Myth 4: "Bringing petrol under GST will reduce prices for everyone"
Reality: GST inclusion would benefit consumers in high-VAT states but might increase prices in low-tax states.
Myth 5: "India produces enough of its own oil"
Reality: India imports approximately 88% of its crude oil. Domestic production has been declining for years.
13. Best Practices to Beat High Fuel Costs
13.1 Fill Up at the Right Time
Petrol prices change at 6:00 AM daily. If you anticipate a price hike (e.g., crude has been rising), fill up the previous evening.
13.2 Use Fuel-Tracking Apps
Apps from IOC, BPCL and HPCL show daily prices. Third-party apps like Fuel Finder help locate the cheapest pump near you.
13.3 Optimise Driving Habits
Maintain steady speeds (40–60 km/h is most fuel-efficient).
Avoid sudden acceleration and harsh braking.

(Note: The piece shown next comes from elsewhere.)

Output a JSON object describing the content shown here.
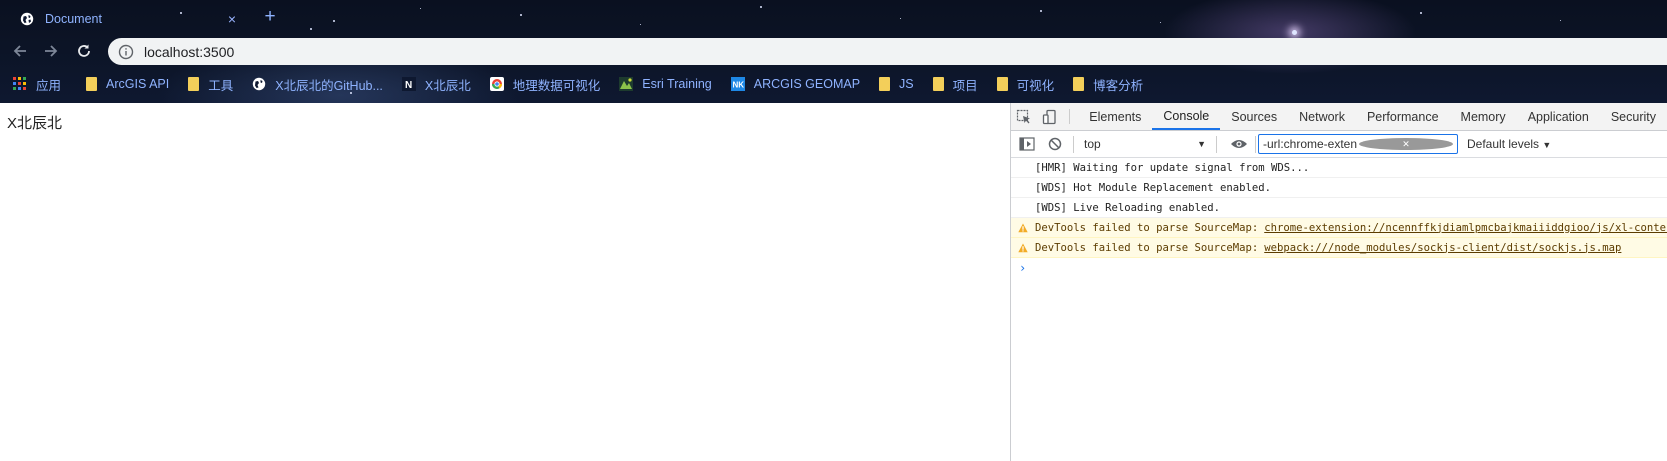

Keep tyres properly inflated — under-inflated tyres can cut mileage by 3–5%.
Service your vehicle regularly to maintain optimal engine efficiency.
13.4 Consider Long-Term Alternatives
For two-wheelers driven more than 12,000 km/year, electric scooters now offer better total cost of ownership.
For city commutes under 10 km, consider cycling or public transport.
For frequent intercity travel, evaluate CNG or hybrid vehicles.
13.5 Use Credit Cards With Fuel Surcharge Waivers
Many Indian credit cards offer 1% fuel surcharge waivers and additional cashback on fuel purchases. Over a year, these savings add up.